Non si tratta di un movimento prettamente giovanile e men che mai di un fenomeno di costume. L’inizio del XX secolo sono tempi in cui rimangono enormi i divari sociali e l’analfabetismo, nonostante l’innalzamento dell’obbligo alla quarta elementare e l’istituzione dei corsi di avviamento professionale attraverso cui si conseguiva la licenza elementare. Le correnti artistiche e culturali sono dunque prettamente elitarie. Ma l’influenza del Futurismo sulla gioventù del primo Novecento è tale che non lo si può omettere da una rassegna sui movimenti giovanili.

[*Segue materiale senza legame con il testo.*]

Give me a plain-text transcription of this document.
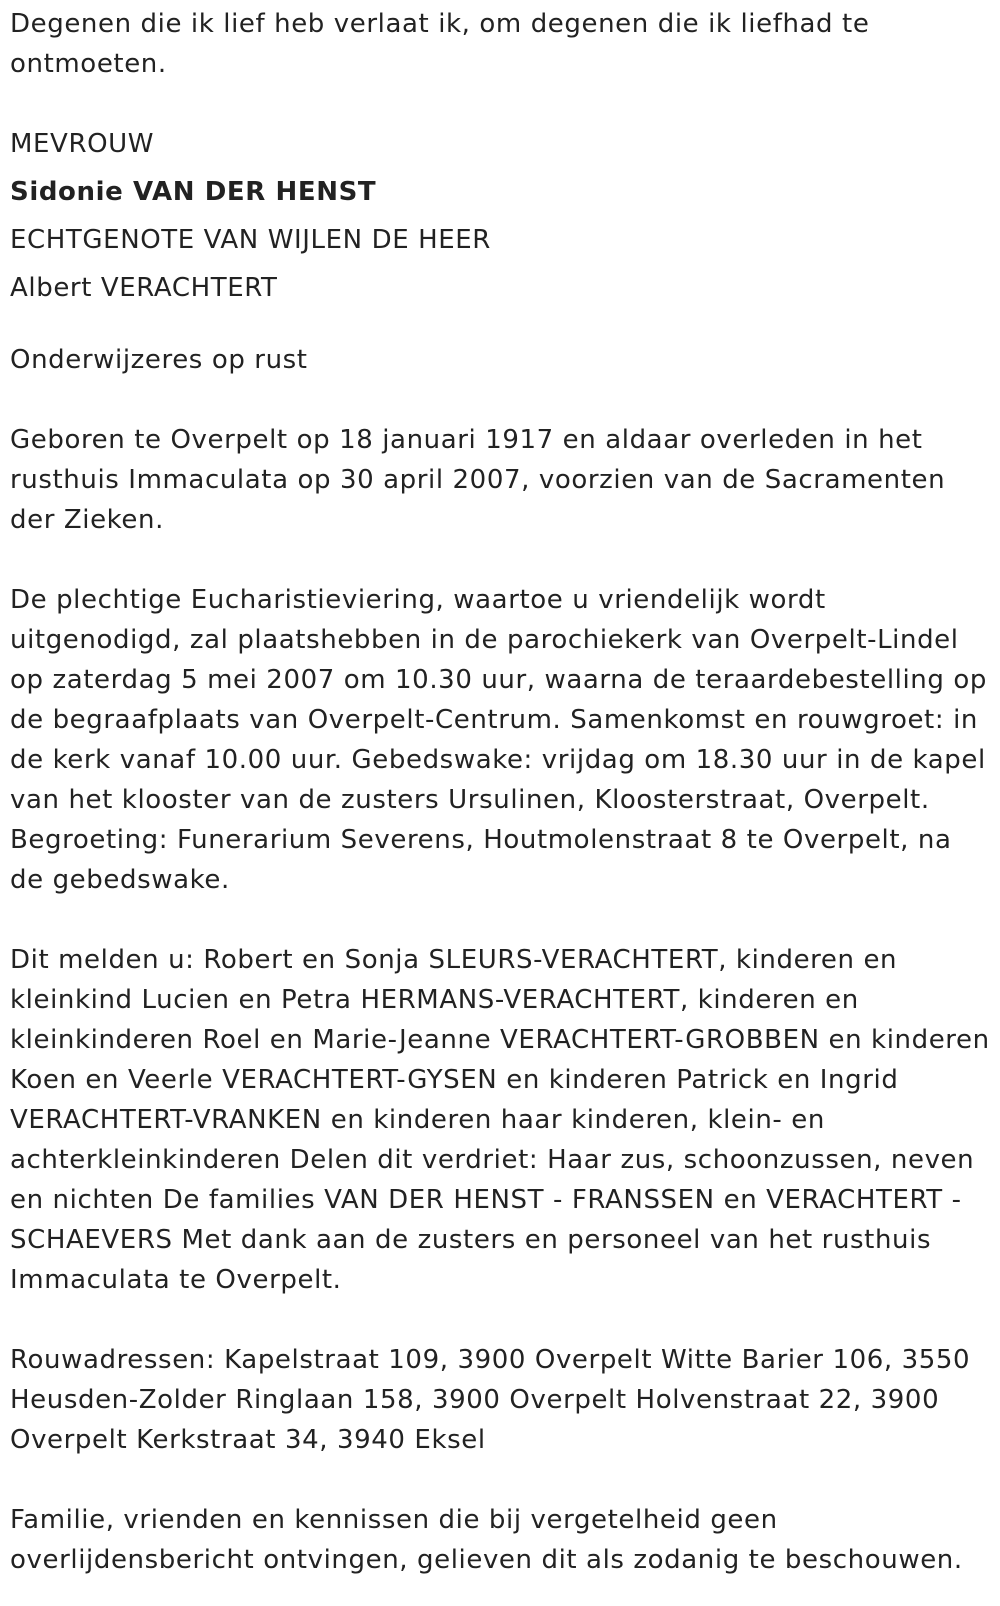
Degenen die ik lief heb verlaat ik, om degenen die ik liefhad te ontmoeten.

MEVROUW

Sidonie VAN DER HENST

ECHTGENOTE VAN WIJLEN DE HEER

Albert VERACHTERT

Onderwijzeres op rust

Geboren te Overpelt op 18 januari 1917 en aldaar overleden in het rusthuis Immaculata op 30 april 2007, voorzien van de Sacramenten der Zieken.

De plechtige Eucharistieviering, waartoe u vriendelijk wordt uitgenodigd, zal plaatshebben in de parochiekerk van Overpelt-Lindel op zaterdag 5 mei 2007 om 10.30 uur, waarna de teraardebestelling op de begraafplaats van Overpelt-Centrum. Samenkomst en rouwgroet: in de kerk vanaf 10.00 uur. Gebedswake: vrijdag om 18.30 uur in de kapel van het klooster van de zusters Ursulinen, Kloosterstraat, Overpelt. Begroeting: Funerarium Severens, Houtmolenstraat 8 te Overpelt, na de gebedswake.

Dit melden u: Robert en Sonja SLEURS-VERACHTERT, kinderen en kleinkind Lucien en Petra HERMANS-VERACHTERT, kinderen en kleinkinderen Roel en Marie-Jeanne VERACHTERT-GROBBEN en kinderen Koen en Veerle VERACHTERT-GYSEN en kinderen Patrick en Ingrid VERACHTERT-VRANKEN en kinderen haar kinderen, klein- en achterkleinkinderen Delen dit verdriet: Haar zus, schoonzussen, neven en nichten De families VAN DER HENST - FRANSSEN en VERACHTERT - SCHAEVERS Met dank aan de zusters en personeel van het rusthuis Immaculata te Overpelt.

Rouwadressen: Kapelstraat 109, 3900 Overpelt Witte Barier 106, 3550 Heusden-Zolder Ringlaan 158, 3900 Overpelt Holvenstraat 22, 3900 Overpelt Kerkstraat 34, 3940 Eksel

Familie, vrienden en kennissen die bij vergetelheid geen overlijdensbericht ontvingen, gelieven dit als zodanig te beschouwen.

Il movimento futurista, con la sua indefessa produzione di manifesti ideologici e tecnici per tutte le arti, si configura infatti come il miglior interprete della crisi della Belle époque e dell’avvento della nuova società industrializzata. Il Futurismo si presenta infatti come corrente culturale di profonda rottura. Critica fino all’estremo nei riguardi dell’inerzia delle accademie, il sonnolento e abitudinario perbenismo della società borghese, l’insopportabile morbosità del sentimentalismo romantico e dello struggimento per il passato, l’arte futurista aderisce a un vitalismo totalizzante di ispirazione nietzschiana, è prepotente e chiassosa, ammira e esalta in caos delle metropoli industriali, inneggia all’innovazione e il progresso tecnico-scientifico, nutre il culto del dinamismo e la velocità, delle automobili e del volo. Difatti Antonio Gramsci riconosce che i futuristi "hanno avuto la concezione netta e chiara che l’epoca nostra, l’epoca della grande industria, della grande città operaia, della vita intensa e tumultuosa, doveva avere nuove forme, di arte, di filosofia, di costume, di linguaggio: hanno avuto questa concezione nettamente rivoluzionaria".